In this project, I have explored how sonification through motion tracking can make daily activities more interesting and multi-modal. I have done this by creating a sound painting application that tracks and visualizes colors in a video and produces sounds based on the motion of those colors. My goal was just to create a visually and sonically precise color tracking system, in MaxMSP, that was intuitive to use and easy to understand.

Video Demo

When I starting working on this I immediately realized that certain key aspects were essential for the project to succeed. The application would have to:

  1. Track some motion precisely.
  2. Visualize the motion tracking in a meaningful way.
  3. Extract tracking coordinates in realtime.
  4. Use tracking coordinates as basis for sonification.


I experimented with three different methods of motion tracking. The first method revolved around creating a bounding box around specific RGB-values before calculating the center coordinates of that box. Practically however, this was not successfull because my webcamera feed was constantly adjusting due to various lighting conditions which in turn generated quite unpredictable RGB-input.

Tracking method 1 - Findbounds

The second method featured motion tracking through generating a motion image, the difference between two consecutive frames, and calculating the center of mass (centroid) from this image. Additionally, to enhance the visualization of the tracking, I implemented a feature that paints several colored circles on the display based on the centroid coordinates using the jit.lcd object.

This method yielded better visual results but still lacked a good sense of agency similar to the first method. This was because the centroid was calculated from the sum total of motion on the screen.

Tracking method 2 - Centroid of Motion

It thus became clear that a combination of color tracking and centroid calculation would be the way to go. This meant that I had to devise a better color tracking module.

I decided to use a set of filtering approaches to isolate specific colors in the video-stream and further processes it so that it satisfied the input requirements of the centroid calculation. Additionally, I added a controllable noise threshold parameter to allow for some calibration of the module to accommodate various contexts. Then, I implemented it together with the visualization module previously constructed and made the system respond to both blue and red colors.

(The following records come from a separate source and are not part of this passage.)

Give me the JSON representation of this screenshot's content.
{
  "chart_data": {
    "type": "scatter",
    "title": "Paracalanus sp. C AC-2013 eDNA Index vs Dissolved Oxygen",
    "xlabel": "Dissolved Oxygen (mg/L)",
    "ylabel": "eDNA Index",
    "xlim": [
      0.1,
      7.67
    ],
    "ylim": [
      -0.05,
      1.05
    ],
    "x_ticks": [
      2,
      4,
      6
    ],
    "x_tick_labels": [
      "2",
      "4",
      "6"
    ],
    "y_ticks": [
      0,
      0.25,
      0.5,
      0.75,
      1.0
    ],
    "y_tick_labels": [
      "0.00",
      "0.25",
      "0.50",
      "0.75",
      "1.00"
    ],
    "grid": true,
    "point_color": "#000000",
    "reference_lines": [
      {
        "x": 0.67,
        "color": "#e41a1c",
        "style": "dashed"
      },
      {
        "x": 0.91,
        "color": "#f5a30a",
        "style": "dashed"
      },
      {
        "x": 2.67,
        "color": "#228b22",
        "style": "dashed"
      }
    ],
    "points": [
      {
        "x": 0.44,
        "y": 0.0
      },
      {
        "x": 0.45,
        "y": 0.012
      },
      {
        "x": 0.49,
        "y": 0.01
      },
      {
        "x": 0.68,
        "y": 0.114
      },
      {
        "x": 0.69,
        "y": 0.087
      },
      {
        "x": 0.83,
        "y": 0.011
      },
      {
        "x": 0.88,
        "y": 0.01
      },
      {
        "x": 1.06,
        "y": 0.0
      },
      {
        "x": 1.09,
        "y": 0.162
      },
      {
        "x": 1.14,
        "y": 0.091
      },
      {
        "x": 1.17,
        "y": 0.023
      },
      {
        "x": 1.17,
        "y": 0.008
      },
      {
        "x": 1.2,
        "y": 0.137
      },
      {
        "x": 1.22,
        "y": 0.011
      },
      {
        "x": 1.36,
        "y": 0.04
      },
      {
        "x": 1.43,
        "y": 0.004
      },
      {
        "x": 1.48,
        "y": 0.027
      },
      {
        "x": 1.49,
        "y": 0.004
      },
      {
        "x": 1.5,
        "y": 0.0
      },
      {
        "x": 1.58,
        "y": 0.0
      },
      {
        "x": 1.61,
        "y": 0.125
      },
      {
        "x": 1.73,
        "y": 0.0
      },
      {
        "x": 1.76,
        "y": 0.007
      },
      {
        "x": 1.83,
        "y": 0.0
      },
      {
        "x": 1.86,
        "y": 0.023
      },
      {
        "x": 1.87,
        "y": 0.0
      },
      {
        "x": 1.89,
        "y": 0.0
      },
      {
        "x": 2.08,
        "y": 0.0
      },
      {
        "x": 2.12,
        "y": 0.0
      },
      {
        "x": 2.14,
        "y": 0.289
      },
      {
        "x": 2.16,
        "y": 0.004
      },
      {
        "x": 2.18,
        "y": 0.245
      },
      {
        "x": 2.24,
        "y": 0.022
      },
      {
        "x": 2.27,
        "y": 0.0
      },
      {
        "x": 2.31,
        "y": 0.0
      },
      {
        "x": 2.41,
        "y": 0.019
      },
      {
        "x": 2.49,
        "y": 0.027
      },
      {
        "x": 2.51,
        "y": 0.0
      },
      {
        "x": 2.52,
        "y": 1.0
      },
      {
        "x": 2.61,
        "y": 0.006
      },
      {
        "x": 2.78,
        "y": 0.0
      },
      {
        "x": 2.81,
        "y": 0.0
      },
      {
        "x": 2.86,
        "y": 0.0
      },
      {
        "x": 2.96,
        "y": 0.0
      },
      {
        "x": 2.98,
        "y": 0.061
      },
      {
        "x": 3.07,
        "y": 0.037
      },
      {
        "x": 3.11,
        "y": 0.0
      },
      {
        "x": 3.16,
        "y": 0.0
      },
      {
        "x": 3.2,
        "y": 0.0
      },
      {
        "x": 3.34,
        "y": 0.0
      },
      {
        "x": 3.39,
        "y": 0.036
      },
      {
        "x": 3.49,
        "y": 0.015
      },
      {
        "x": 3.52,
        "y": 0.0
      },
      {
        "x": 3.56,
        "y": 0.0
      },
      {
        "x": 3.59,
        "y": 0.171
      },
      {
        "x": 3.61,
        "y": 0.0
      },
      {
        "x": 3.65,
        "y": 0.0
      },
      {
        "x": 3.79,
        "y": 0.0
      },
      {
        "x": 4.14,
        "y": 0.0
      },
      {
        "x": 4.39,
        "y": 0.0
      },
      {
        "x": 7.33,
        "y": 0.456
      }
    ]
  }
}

Tracking method 3 - Centroid of Color


For the sonification I ended up using a model where the motion controls the central frequency and the number of active audio channels in the mix. I chose these parameters because of their independence of one another which I believe could enhance sonic proprioception of an object moving around in a two-dimensional space.

Sonification diagram

The frequency of the sound is controlled by movement along the y-axis. When the user moves an object along the x-axis, more audio channels are audible and the frequency of the previous channel is held in place. The number of audio channels can also be adjusted which consequently divides the x-dimension of the screen into greater of fewer equally big sections. The idea is that this would generate a path of sound, like a pencil sketching lines on paper.

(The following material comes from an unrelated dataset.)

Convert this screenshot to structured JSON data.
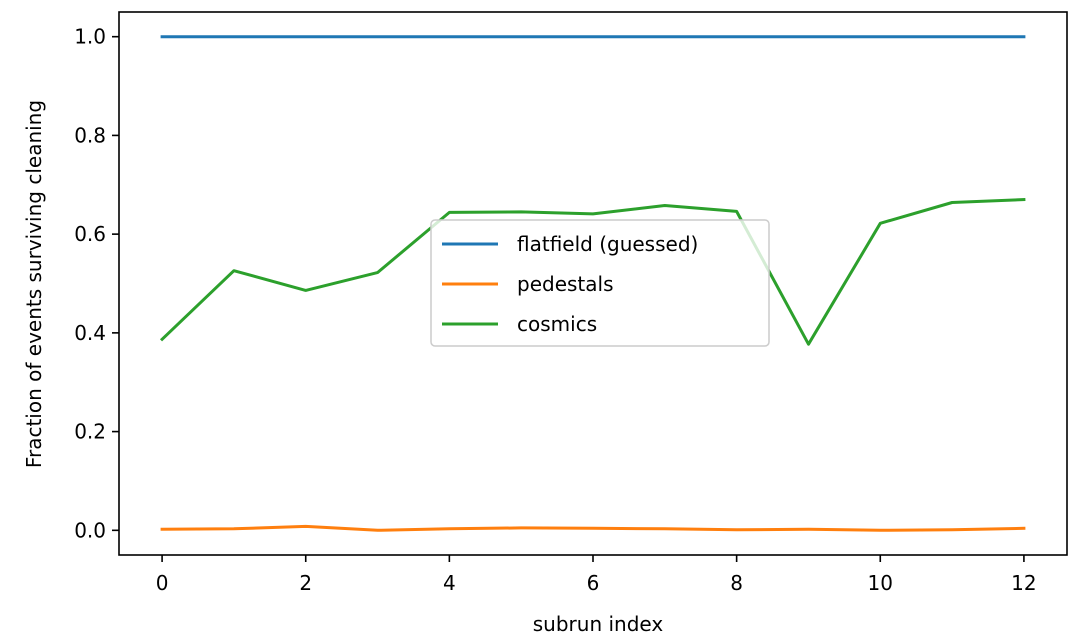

To further enhance this effect I used panning to spatialize the sound based on the number of audio channels. The panning values are also automatically rescaled from left to right according to the number of channels selected.

Panning diagram

Summing up

After several rounds of testing I was generally surprised by how well the color tracking worked, both by itself and in conjunction with the centroid calculations for the visualization and sonification. However, there was still some jitter when subjecting the system to various lighting conditions and different locations. In these scenarios, the noise threshold parameter comes in handy and was usually able to calibrate the system to a working standard.

Another interesting discovery was the musical use of audio channels. Although I originally expected the sonification to be somewhat uninteresting, the dynamic use of audio channels uniquely colored the sound. However, when painting with multiple colors on a high number of channels, the sounds quickly gets cluttered and noisy.

Future Development

A future development if this project would involve extracting more motion parameters to create more complex sonifications and visualizations. For instance, it would be interesting to extract the acceleration of the movement and the intensity of the colors to enhance the sense of agency and user control. Additionally, by having a standardized size for the tracking objects and extracting the size of those objects in realtime, it would be worth exploring whether it was possible to represent a virtual 3D space through binaural panning or other spatial audio techniques.